Tags: #Ensayo, Referencia, Otros

Cine o sardina (16 page)

He visto todas las películas de María Félix desde
El peñón de las ánimas
, donde la vi casualmente, hasta su despedida definitiva. Nunca he olvidado su cara pero tampoco sus brazos delgados ni sus piernas ni ese cuerpo que cuando pocas lo hacían se desnudó en
French Cancan
, en que Jean Renoir supo apreciar lo que Buñuel, sordo a la belleza, no pudo ver. Conocí de manera menos íntima que mi copia de Ava Gardner a su original en 1956. No tuvimos un
tête à tête
indiscreto porque yo entrevistaba a María Félix, de paso por La Habana. El director de
Carteles
me aconsejó que evitara las manos de María Félix, que eran feas. Recuerdo que no hice otra cosa que mirar sus manos, fascinado con ellas tanto como por su cara o su voz baja, grave, de secreto que no había divulgado al cine. Las manos de María eran para mí bellísimas. Tal vez no fueran fotogénicas, pero eran como las manos de Rita Hayworth, como las garras amables de un ave de presa, peligrosas en potencia, hostiles aún inertes, tal vez terribles desplegadas para apresar. La voz velada de María Félix reveló su verdadero secreto: la estrella no sólo era una actriz, era una mujer inteligente que contestaba mis preguntas con extrema seriedad y atención y sin la menor sonrisa a lo que debía ser un cuestionario para poner en cuestión. Atento a las manos y a la voz y a la cara de una belleza inescrutable me había olvidado de que la esfinge no tiene sentido del humor. Tampoco lo tiene Greta Garbo. O Hedy Lamarr. La belleza es hierática: es por eso que impone y cautiva y se hace memorable, como una imagen.

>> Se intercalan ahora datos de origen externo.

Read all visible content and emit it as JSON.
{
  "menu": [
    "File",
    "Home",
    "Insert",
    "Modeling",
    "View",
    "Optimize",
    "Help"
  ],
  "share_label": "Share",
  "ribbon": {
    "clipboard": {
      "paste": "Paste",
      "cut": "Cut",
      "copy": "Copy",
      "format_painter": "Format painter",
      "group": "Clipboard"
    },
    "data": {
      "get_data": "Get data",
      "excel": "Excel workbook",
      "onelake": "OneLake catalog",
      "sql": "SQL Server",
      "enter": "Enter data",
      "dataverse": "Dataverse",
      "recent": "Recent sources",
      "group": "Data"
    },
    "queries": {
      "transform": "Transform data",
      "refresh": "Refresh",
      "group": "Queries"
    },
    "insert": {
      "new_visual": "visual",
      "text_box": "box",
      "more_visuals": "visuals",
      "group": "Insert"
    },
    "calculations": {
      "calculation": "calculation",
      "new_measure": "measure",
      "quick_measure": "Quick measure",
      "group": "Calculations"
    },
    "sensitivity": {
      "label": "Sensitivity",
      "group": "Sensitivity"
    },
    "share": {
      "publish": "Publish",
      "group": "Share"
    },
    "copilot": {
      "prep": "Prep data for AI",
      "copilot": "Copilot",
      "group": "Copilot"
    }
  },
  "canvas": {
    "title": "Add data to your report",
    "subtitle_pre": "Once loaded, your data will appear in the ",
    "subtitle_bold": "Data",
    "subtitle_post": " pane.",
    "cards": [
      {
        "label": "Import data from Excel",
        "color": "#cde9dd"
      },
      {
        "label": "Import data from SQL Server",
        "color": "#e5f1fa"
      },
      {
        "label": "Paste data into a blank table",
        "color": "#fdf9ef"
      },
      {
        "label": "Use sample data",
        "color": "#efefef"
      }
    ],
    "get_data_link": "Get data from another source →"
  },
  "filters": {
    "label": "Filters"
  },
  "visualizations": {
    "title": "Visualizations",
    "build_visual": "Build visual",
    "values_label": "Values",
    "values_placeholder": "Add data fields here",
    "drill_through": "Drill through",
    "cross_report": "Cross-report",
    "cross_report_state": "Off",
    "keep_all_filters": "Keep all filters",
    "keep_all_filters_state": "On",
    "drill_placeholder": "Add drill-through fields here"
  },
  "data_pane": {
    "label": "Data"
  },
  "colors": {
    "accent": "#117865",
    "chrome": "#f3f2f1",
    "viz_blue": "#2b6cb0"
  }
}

María Félix se dejó pintar entre velos por Diego Rivera, uno de los hombres más feos de la historia de la pintura. En ese retrato que es un avance veraz de su aparición desnuda en el cine y una idealización de la carne de María en alma sola, Rivera consiguió su obra maestra: su único cuadro bello. No se me escapa que es gracias a la presencia de María Félix que deja de ser modelo, objeto a pintar, para ser sujeto de la pintura. Una vez el compositor Agustín Lara, en esa época el hombre más feo de México, compuso un vals que oscilaba rítmico y melodioso entre Johann Strauss y Richard Strauss, en honor de María Félix. Se llamaba «María Bonita» y Lara, consumado compositor de canciones, incurable romántico, tuberculoso tenaz, creó una tonada de gran gracia que todos cantaban y algunos bailaban. María Félix se divorció de Agustín Lara para casarse con el charro cantor Jorge Negrete, alcohólico atroz. Este matrimonio terminó en la muerte y María fue viuda por primera vez. Lara murió frustrado porque María Bonita no quedó encerrada para siempre en su vals venéreo y Jorge Negrete murió en el delirio tremendo, su igual, mientras María Félix venía a Europa a buscar su propia imagen, su pareja, y convertirse en
La bella Otero
en el cine: dos leyendas en una sola sombra. Fue también una de las pocas bellezas que captó Renoir hijo, uno de los hombres más feos del cine. María Félix se retiró del cine y ahora a veces se la ve en un palco de Longchamp atenta al trote de un potro, el galope de un caballo, a esa insólita yegua que ganó la séptima carrera; el ruido de cascos la emociona más que el aplauso. Se sabe que se casó otra vez y de nuevo es viuda —nunca alegre, siempre dramática— y que vive entre París y México y es capaz de cambiar sus joyas por un potrico con estampa de purasangre. Me dijeron, confidencialmente, que es todavía bella. Respondí que «todavía» es una palabra mezquina para María Félix, eterna como Venus, que es la belleza y el amor: su belleza, nuestro amor. Sé que ahora le harán un homenaje en Huelva, no lejos de Palos de Moguer, donde el Gran Almirante empezó todo al hacerse a la mar, desde donde descubrieron otra isla larga que hace balance geográfico con la Inglaterra en que vivo, de donde salió Hernán Cortés para conocer a una belleza india llamada Malinche y juntos hicieron posible el México moderno. A su vez los hermanos Lumière hicieron posible el cine mexicano, mientras México hizo posible a María Félix y la unión del cine y su rostro creó a su vez el mito de la belleza que no muere, de alguien que es algo más que María Bonita, que es María la Bella.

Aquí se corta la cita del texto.